Autre dénomination : Ehrlichia risticii.
Systématique
La fièvre équine du Potomac a été identifiée pour la première fois en 1979 lors d'une épizootie observée dans une région proche de la rivière Potomac (comté de Montgomery, Maryland, USA). Dès 1983, le caractère infectieux et transmissible de la maladie a été établi car l'injection intraveineuse de sang, prélevé sur des chevaux malades, reproduit la maladie chez des animaux sains. Par la suite, des examens microscopiques ont révélé la présence de morulas dans les monocytes des chevaux infectés et le rôle d'une rickettsie a été suspecté.

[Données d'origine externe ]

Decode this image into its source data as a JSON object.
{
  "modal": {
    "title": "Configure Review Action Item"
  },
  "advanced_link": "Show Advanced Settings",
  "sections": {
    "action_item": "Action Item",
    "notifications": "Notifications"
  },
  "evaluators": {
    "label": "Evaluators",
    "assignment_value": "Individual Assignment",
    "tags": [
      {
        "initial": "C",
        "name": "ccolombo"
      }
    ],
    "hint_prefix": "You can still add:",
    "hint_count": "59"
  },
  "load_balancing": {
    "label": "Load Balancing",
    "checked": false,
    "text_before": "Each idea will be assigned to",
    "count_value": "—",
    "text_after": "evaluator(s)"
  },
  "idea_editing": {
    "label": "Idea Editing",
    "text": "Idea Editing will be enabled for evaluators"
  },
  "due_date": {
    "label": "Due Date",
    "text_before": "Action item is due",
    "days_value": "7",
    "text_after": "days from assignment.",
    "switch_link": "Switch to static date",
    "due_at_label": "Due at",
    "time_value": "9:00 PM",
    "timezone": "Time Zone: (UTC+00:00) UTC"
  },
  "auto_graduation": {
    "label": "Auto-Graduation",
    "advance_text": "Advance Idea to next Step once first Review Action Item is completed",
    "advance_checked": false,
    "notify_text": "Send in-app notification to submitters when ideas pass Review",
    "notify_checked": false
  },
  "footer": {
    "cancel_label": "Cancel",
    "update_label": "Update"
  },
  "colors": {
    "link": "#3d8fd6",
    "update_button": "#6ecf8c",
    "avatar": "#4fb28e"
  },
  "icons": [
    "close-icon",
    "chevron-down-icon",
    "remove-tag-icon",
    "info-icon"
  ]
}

L'étude de la séquence des ARNr 16S permettait de placer Ehrlichia risticii dans le groupe génomique III de la tribu des Ehrlichieae (voir tableau I) qui comprenait également Ehrlichia sennetsu, l'agent SF* et Neorickettsia helminthoeca. Toutes les espèces du groupe III présentent des similitudes génétiques, antigéniques et écologiques si bien que, en novembre 2001, Dumler et al. transfèrent les espèces Ehrlichia risticii et Ehrlichia sennetsu dans le genre Neorickettsia sous la forme de nouvelles combinaisons, Neorickettsia risticii et Neorickettsia sennetsu. L'étude des séquences de l'ARNr 16S et du gène codant pour une protéine de 51 kDa, montrent que les souches de Neorickettsia risticii sont hétérogènes et peuvent se répartir en trois groupes : Neorickettsia risticii sensu stricto, Neorickettsia risticii-like groupe Kentucky et Neorickettsia risticii-like groupe Ohio 081. Au vu de ces résultats, Wen et al. estiment nécessaire la création de deux nouvelles espèces pour accueillir les souches des groupes Kentucky et Ohio 081 mais ces auteurs ne proposent aucune nomenclature.

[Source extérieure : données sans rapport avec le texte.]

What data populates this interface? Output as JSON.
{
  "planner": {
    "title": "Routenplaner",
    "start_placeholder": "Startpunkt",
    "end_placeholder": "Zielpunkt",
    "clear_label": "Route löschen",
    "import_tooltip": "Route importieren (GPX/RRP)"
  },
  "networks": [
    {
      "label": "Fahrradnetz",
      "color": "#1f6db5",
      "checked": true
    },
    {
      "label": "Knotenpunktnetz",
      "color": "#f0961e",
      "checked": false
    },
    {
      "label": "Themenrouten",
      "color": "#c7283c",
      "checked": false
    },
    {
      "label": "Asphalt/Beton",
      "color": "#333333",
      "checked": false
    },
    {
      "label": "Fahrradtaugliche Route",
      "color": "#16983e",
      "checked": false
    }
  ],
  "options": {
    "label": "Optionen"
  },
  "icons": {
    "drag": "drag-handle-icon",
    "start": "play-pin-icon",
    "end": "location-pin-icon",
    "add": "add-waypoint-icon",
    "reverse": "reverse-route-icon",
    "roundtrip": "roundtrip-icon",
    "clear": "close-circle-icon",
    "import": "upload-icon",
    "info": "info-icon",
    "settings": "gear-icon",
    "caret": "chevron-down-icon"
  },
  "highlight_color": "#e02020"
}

Caractères bactériologiques
Les caractères bactériologiques de Neorickettsia risticii sont ceux du genre Neorickettsia.
Neorickettsia risticii se présente sous la forme de bactéries polymorphes (rondes, ovales ou allongées), de 0,4 à 0,75 µm de diamètre sur 0,5 à 1,2 µm de longueur, présentes dans des morulas contenant un seul ou plusieurs corps réticulés ou corps élémentaires.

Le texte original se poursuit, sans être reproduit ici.